Bab Delapan Belas: Saudara Sejati

Cahaya Lentera yang Meredup Pendekar Pedang Menertawakan Cendekiawan 3474kata 2026-02-07 22:11:28

Mendengar kata-kata penuh kelemahan dari Tuan Tua Dong, watak nakal Li Qiusheng langsung berkobar, berteriak dengan penuh semangat, “Tuan Tua Dong, jangan kau bersikap begitu rendah diri dan penuh rasa takut. Bukankah itu hanya seorang penjahat yang mabuk, mengandalkan alkohol untuk menakuti orang? Kita tidak perlu memuliakan dia begitu rupa.”

Melihat tampang Li Qiusheng yang garang, seolah hari ini ia sudah bulat tekad untuk berhadapan dengan Lei Hu yang mabuk di depan mereka, tanpa sedikit pun mundur atau gentar. Tuan Tua Dong buru-buru menarik Li Qiusheng ke belakangnya, lalu maju dengan membungkuk dan berkata lagi penuh hormat, “Tuan Lei, anak muda bicara tanpa pikir panjang, hatinya polos dan tak berdosa, mohon jangan dimasukkan ke dalam hati. Saya meminta maaf atas ucapannya. Saya memohon dengan penuh rasa malu, tolong lepaskan anak ini, dia hanyalah bocah yang belum matang.”

“Haha, baik, aku bisa melepasnya, tapi kau harus…” Suara Lei Hu dari dalam kereta tiba-tiba terhenti, diselingi beberapa kali batuk, dan lama tak melanjutkan kata-katanya.

Karena tidak ada kelanjutan, Tuan Tua Dong tidak memahami maksud Lei Hu, ia tertegun dan diam terpaku.

Dari jendela kereta terdengar suara serak separuh, “Tuan Tua, di musim dingin yang membeku ini, kau sudah bersusah payah.

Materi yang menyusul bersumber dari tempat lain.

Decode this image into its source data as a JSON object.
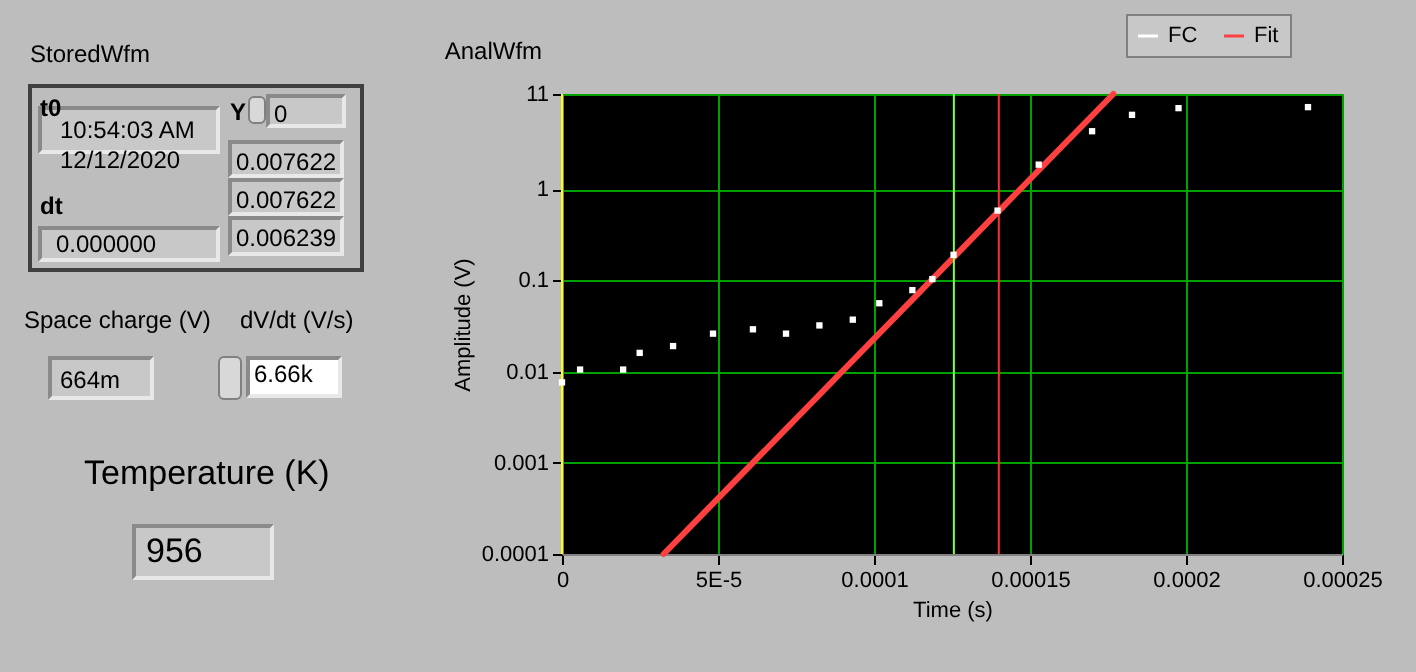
{
  "chart_data": [
    {
      "type": "other",
      "annotations": [
        "StoredWfm",
        "t0",
        "10:54:03 AM",
        "12/12/2020",
        "dt",
        "0.000000",
        "Y",
        "0",
        "0.007622",
        "0.007622",
        "0.006239",
        "Space charge (V)",
        "664m",
        "dV/dt (V/s)",
        "6.66k",
        "Temperature (K)",
        "956"
      ]
    },
    {
      "type": "line",
      "title": "AnalWfm",
      "xlabel": "Time (s)",
      "ylabel": "Amplitude (V)",
      "log": "y",
      "grid": true,
      "legend": "top right",
      "line_style": "solid",
      "xlim": [
        0,
        0.00025
      ],
      "xticks": [
        0,
        {
          "value": 5e-05,
          "label": "5E-5"
        },
        0.0001,
        0.00015,
        0.0002,
        0.00025
      ],
      "ylim": [
        0.0001,
        11
      ],
      "yticks": [
        0.0001,
        0.001,
        0.01,
        0.1,
        1,
        11
      ],
      "series": [
        {
          "name": "FC",
          "type": "scatter",
          "marker": "square",
          "color": "#ffffff",
          "x": [
            0,
            5.8e-06,
            1.96e-05,
            2.49e-05,
            3.56e-05,
            4.84e-05,
            6.12e-05,
            7.18e-05,
            8.25e-05,
            9.32e-05,
            0.0001017,
            0.0001123,
            0.0001187,
            0.0001255,
            0.0001396,
            0.0001528,
            0.0001699,
            0.0001827,
            0.0001976,
            0.0002391
          ],
          "values": [
            0.0076,
            0.0105,
            0.0105,
            0.016,
            0.019,
            0.026,
            0.029,
            0.026,
            0.032,
            0.037,
            0.056,
            0.078,
            0.103,
            0.19,
            0.58,
            1.85,
            4.3,
            6.5,
            7.7,
            7.9
          ]
        },
        {
          "name": "Fit",
          "type": "line",
          "color": "#ff4040",
          "x": [
            3.26e-05,
            0.0001767
          ],
          "values": [
            0.0001,
            11
          ]
        }
      ],
      "ref_lines": [
        {
          "axis": "x",
          "value": 0,
          "color": "#ffff00"
        },
        {
          "axis": "x",
          "value": 0.0001256,
          "color": "#80ff40"
        },
        {
          "axis": "x",
          "value": 0.00014,
          "color": "#ff3030"
        }
      ]
    }
  ]
}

Jika anak ini tidak diberi pelajaran, nanti kau pun tak akan bisa mengendalikan dia. Tuan Tua, jangan terlalu kuatir, apa yang aku katakan tidak pernah dianggap lelucon. Meski kau ingin membela anak ini, aku tetap harus melampiaskan kekesalan ini.”

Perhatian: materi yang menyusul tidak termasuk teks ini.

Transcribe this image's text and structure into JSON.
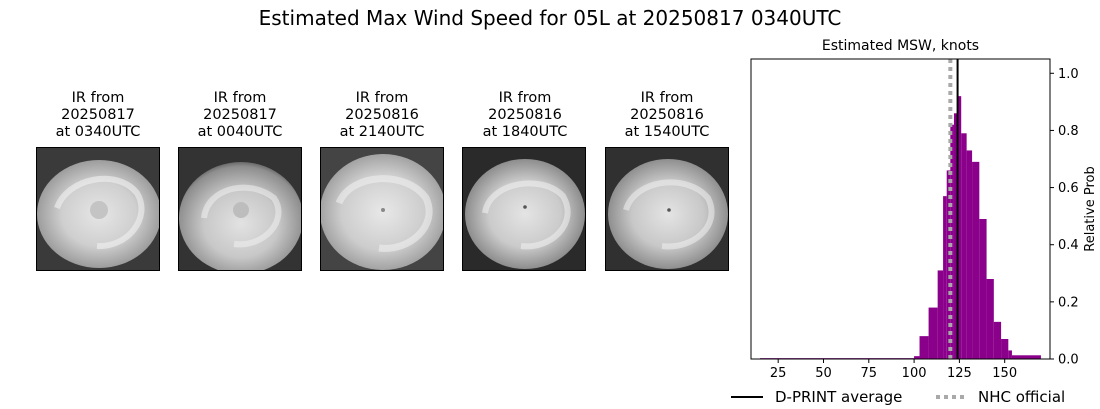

Baru saat itu, Tuan Tua Dong menyadari dari nada bicara Lei Hu di dalam kereta, tidak ada lagi ruang untuk berdiskusi.

Tuan Tua Dong hanya bisa menggelengkan kepala dengan putus asa, tetapi tetap berusaha memohon, “Kalau begitu, kau benar-benar tidak memedulikan kehormatanku? Baiklah, kalau begitu kita hanya bisa mengikuti permainanmu, tapi aku takut nanti kau sendiri yang akan menyesal.”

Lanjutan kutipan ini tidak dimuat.